Greenpeace lance la campagne « Sauvons l’Arctique » : le défi du 21ème siècle

Paris, 21 juin 2012 – Alors que le sommet de Rio ne porte malheureusement aucun espoir pour le climat, Greenpeace lance une campagne internationale pour sauver l’Arctique. Aujourd’hui, sur la Place Joffre, au bout du Champ de Mars côté Ecole Militaire, Greenpeace a fait réaliser une sculpture d’ours polaire grandeur nature, dans la glace. La banquise de l’Arctique a perdu 30% de sa surface lors des 30 dernières années.
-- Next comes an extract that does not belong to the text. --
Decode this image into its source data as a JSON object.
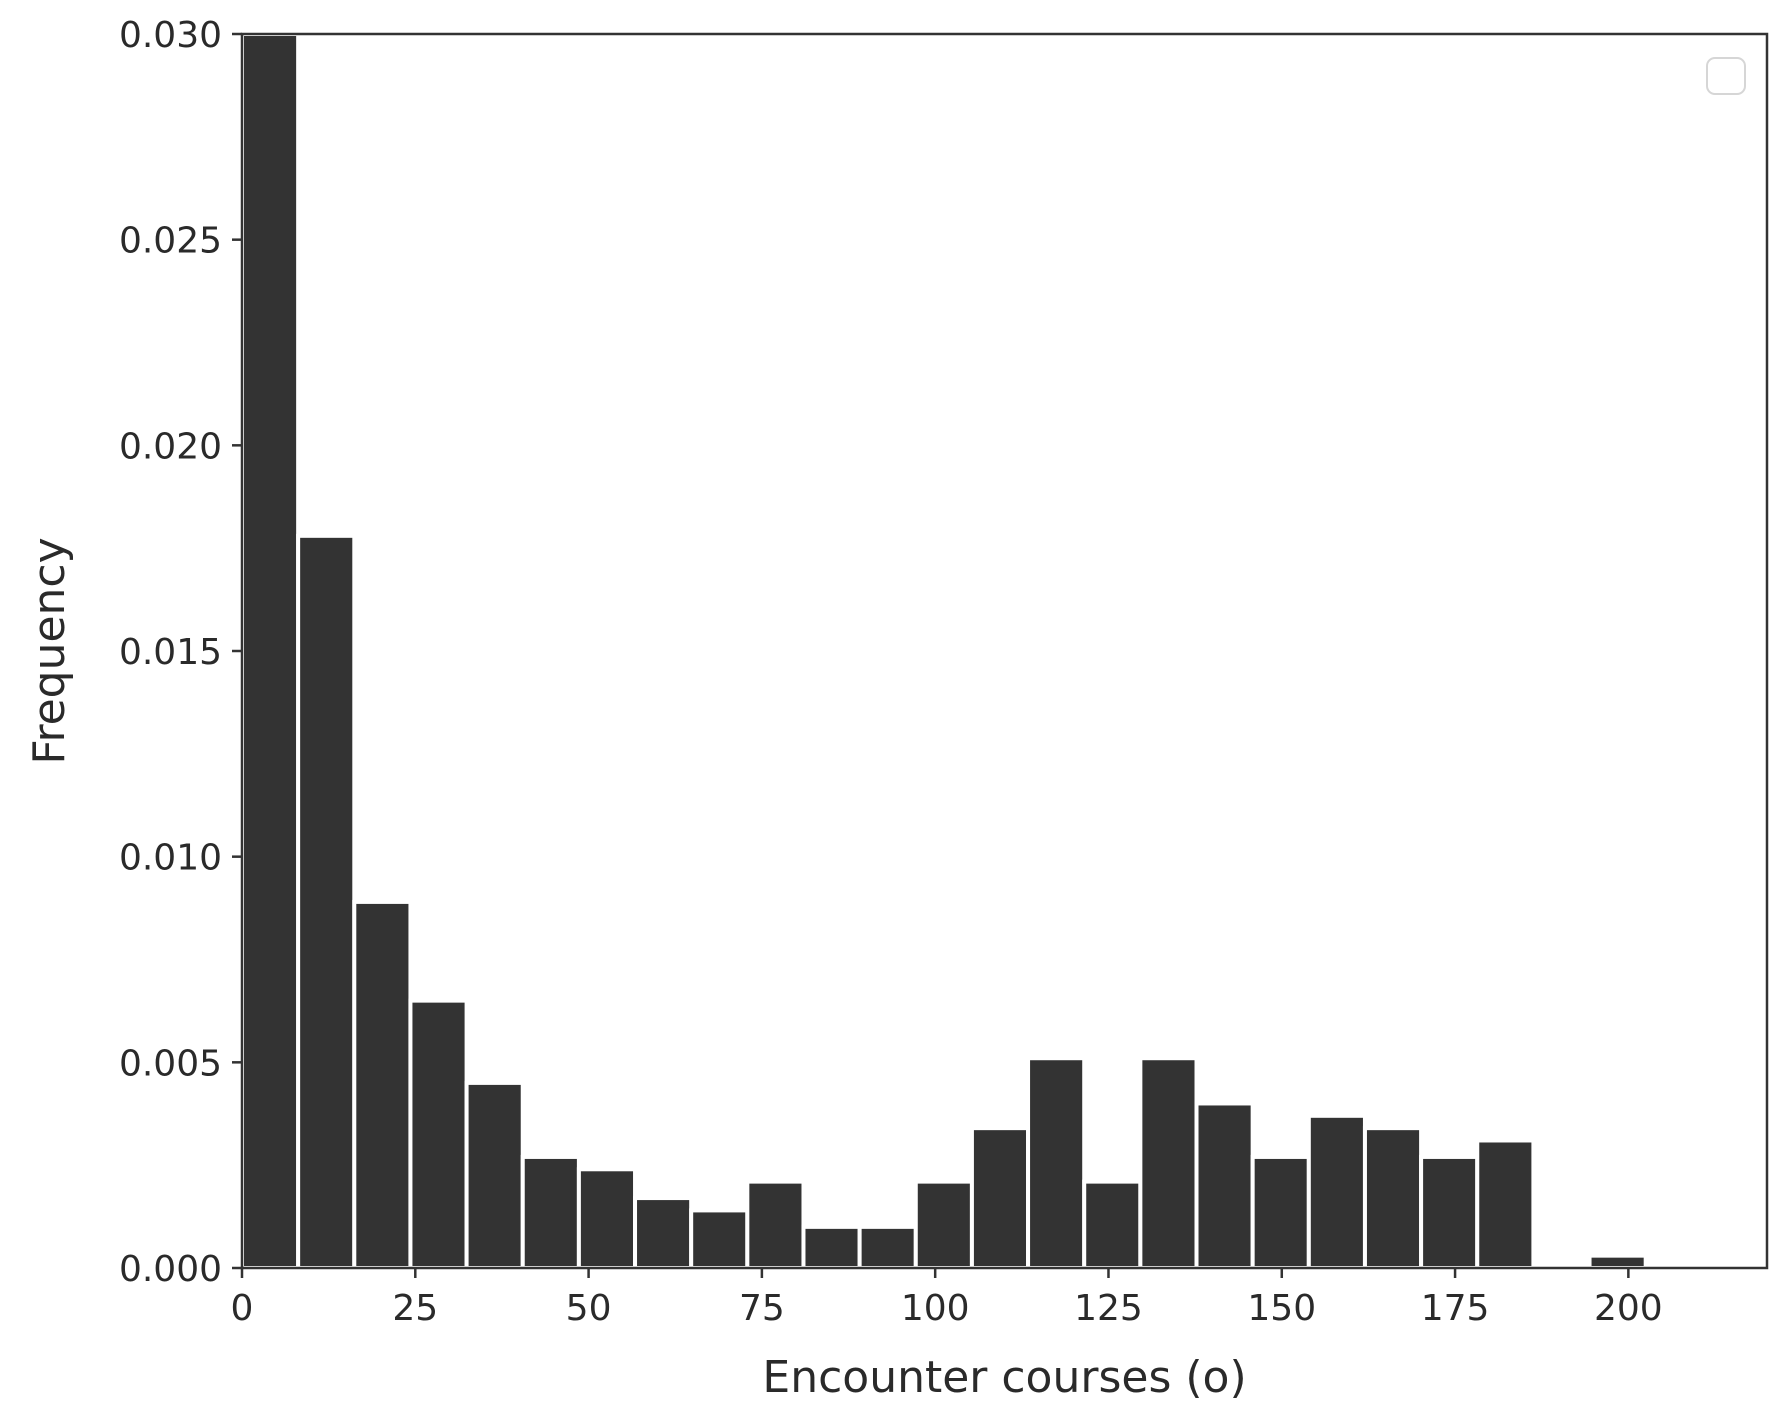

« La fonte de la banquise est un signal d’alarme flagrant pour le climat » explique Anne Valette, chargée de campagne climat énergie. « Certainement pas le signal de départ de nouvelles exploitations des dernières gouttes de pétrole ou des stocks de poissons des eaux du grand nord ! »

L’Arctique emblématique des impacts de l’exploitation pétrolière

L’exploitation du pétrole de l’Arctique, particulièrement chère et risquée, serait une catastrophe à plusieurs titres. D’abord, car l’Arctique joue un rôle essentiel de régulateur du climat : la banquise réfléchit localement l’essentiel de la chaleur des rayons du soleil. Au rythme actuel, la banquise pourrait avoir disparu en 2030 en été : les dérèglements climatiques en seraient aggravés. De plus, du fait des conditions climatiques extrêmes, une marée noire est beaucoup plus probable en Arctique que partout ailleurs, et serait quasiment impossible à contenir et à nettoyer.

« Les industriels du pétrole, Shell en tête, se voilent la face en réfléchissant à très court terme« , explique Anne Valette. « Les réserves de pétrole de l’Arctique correspondent à trois ans seulement de notre consommation actuelle. Le problème de la fin de nos ressources en pétrole est donc toujours le même. Quand réaliserons-nous qu’il vaut mieux anticiper une transition vers d’autres sources d’énergie, plutôt que de détruire des zones encore préservées ? »

Comment sauver l’Arctique ?

Greenpeace, organisation internationale 100 % indépendante, donne le coup d’envoi d’une campagne mondiale de longue haleine, pour exiger l’interdiction de toute activité de forage en mer et de pêche industrielle dans l’ensemble de l’Arctique. Greenpeace demande aussi que les eaux internationales autour du pôle Nord soient déclarées « zone naturelle préservée ». Comment y arriver ? D’abord en faisant appel aux Nations Unies, pour obtenir une résolution, mais aussi en travaillant avec les pays frontaliers de l’Arctique pour obtenir un traité régional. Greenpeace va mobiliser ses forces autour de ces objectifs, tout comme elle l’avait fait dans les années 80 pour la protection de l’Antarctique, territoire depuis interdit à l’exploitation minière et dédié à la paix et à la science.

Un lancement mondial depuis le sommet de Rio et 40 pays dans le monde

Le 21 juin est une date symbolique, puisque ce jour de solstice d’été, le soleil ne se couche pas sur l’Arctique : une quarantaine de pays se sont mobilisés pour relayer l’appel à sauver l’Arctique, au lever du soleil. Depuis Rio, Greenpeace a mobilisé pour la sauvegarde de l’Arctique, avec l’appui de nombreuses personnalités dont Paul McCartney, Penelope Cruz, Robert Redford et des dizaines d’autres stars internationales. Ils sont les premiers signataires de cet appel à sauver l’Arctique, que chacun peut rejoindre sur le site www.savethearctic.org.